Adam McKay signe la production de ce film, et on peut en sentir le fumet depuis ses cuisines : critique de la société moderne tellement fine qu'on s'étouffe avec, et si l'on a le malheur de vouloir faire passer le morceau en buvant une gorgée de scénario (cuvée post-covid), on se rend compte qu'il a autant de goût qu'un verre d'eau (mince, serait-ce le Delta ?). Dommage, vraiment dommage, car le trio en tête d'affiche nous affriolait les papilles depuis l'affiche dévoilée très tôt, mais force est de constater que si Anya Taylor-Joy continue de nous fasciner, Ralph Fiennes et Nicholas Hoult s'amusent à camper leurs personnages excessifs, on se confronte à un ensemble de personnages plus caricaturaux, on meurt. Le couple de vieux rupins qui s'ennuient, les jeunes entrepreneurs pédants, la star ratée, la critique de cuisine acariâtre et son toutou qui opine du bonnet à chaque argument culinaire qu'elle émet, et évidemment ce couple le plus mal assorti du siècle (la dame à bistrot copieux et le fanatique de cuisine gastronomique - qui nous soûle à chaque phrase, qu'on se le dise). Ce panel semble être la cible parfaite à un film d'horreur régressif où l'on se moque de ses personnages, tant qu'ils meurent bien à l'écran. Sauf que. C'est là que Le Menu nous a le plus déçu : il n'y a absolument rien à bouffer. L'exposition prend des plombes, on se réveille en sursaut à une heure de film quand enfin le premier mort (on ne vous spoilera pas qui) arrive, de façon très prévisible (la bâche... Ce n'était franchement pas nécessaire, un coup de serpillière en suivant, et on aurait gardé la surprise, alors qu'ici on attend en regardant sa montre que la scène-clé arrive...). D'ailleurs, la prévisibilité sera le petit pain qui accompagnera tout le menu, pour saucer sa médiocrité :
le garde-côtes qui a littéralement sous les yeux un homme à la main en sang et au visage tuméfié mais qui demande "Ça va bien, tout le monde ?" (allez, il est des leurs...

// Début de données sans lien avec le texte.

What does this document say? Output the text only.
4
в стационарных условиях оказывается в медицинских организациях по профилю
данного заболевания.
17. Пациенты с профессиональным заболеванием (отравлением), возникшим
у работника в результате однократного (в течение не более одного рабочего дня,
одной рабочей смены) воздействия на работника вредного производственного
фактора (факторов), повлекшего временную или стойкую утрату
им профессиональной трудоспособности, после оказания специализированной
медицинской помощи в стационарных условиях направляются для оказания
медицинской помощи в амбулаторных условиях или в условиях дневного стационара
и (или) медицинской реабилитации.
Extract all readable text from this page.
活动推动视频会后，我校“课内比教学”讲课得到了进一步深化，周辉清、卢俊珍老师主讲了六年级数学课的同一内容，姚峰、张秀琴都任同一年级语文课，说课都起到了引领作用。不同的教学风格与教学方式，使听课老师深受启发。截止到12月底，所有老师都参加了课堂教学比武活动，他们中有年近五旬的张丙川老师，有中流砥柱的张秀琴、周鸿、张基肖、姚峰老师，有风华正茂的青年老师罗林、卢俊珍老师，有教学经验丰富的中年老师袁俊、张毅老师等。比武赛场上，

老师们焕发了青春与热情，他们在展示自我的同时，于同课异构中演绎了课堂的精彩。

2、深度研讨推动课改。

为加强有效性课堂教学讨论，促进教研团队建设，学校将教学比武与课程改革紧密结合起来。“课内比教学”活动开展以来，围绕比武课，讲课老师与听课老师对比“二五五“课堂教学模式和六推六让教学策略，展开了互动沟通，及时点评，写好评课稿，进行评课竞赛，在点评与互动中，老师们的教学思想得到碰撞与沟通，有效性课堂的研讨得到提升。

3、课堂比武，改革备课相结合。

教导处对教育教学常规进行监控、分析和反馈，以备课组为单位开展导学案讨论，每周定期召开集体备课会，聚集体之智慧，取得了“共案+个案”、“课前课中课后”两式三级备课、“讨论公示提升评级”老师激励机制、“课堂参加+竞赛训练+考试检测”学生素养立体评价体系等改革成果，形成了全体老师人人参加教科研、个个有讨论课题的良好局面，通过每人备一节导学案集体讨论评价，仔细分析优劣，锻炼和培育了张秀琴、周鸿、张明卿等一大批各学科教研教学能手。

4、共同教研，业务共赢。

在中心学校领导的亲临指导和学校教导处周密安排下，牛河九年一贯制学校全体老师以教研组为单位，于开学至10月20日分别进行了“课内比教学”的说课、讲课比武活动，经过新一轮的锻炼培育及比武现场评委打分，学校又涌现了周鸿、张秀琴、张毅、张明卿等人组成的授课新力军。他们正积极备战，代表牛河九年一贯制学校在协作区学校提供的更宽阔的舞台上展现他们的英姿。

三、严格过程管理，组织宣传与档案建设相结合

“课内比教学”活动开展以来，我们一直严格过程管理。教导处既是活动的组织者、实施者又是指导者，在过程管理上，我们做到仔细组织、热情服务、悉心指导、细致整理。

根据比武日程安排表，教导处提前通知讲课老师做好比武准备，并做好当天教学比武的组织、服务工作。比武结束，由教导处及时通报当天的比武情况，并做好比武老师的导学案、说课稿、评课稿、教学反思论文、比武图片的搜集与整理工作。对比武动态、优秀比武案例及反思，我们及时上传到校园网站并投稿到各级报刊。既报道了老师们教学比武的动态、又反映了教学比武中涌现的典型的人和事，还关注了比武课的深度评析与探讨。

Combien de temps on va nous faire croire que ce n'est pas le cas ? Voyons à quel point on nous prend pour des buses...), la bâche (évoquée), le personnage tellement imbuvable de Hoult (vraiment too much
qu'on sait qu'il n'arrivera pas au dessert (et pour ceux qui se le demandent : le steak du cheeseburger, ce n'est pas lui, vous accordez trop de crédit à ce film)
. Enfin, quand on nous demande de raconter l'intrigue, on précise qu'on s'est tellement ennuyé qu'on a certainement fait un autre film dans notre tête avec les éléments présents à l'écran : pour nous, c'est l'histoire d'un gastronome lambda (puisqu'il recevait de bonnes critiques),
qui est devenu maboule pendant le premier confinement
(tous les gros plans sur les books de réservation dans son bureau qui s'arrêtent à 2019... On en a conclu
qu'il a viré dingue et qu'il a préparé ce "Menu Final" pendant qu'il servait au compte-gouttes, sans envie, pendant le confinement...
Oui, on pense aussi qu'on surinterprète, mais on s'est occupé - nous - de faire un scénario à ce film...). Et en digestif, on vous propose toutes les scènes intéressantes (les morts, on vient pour ça) qu'on ne voit pas, franchement ça valait le coup de s'attabler. A l'image des petits plats servis dans le film, Le Menu est visuellement joli, mais y'a rien à bouffer.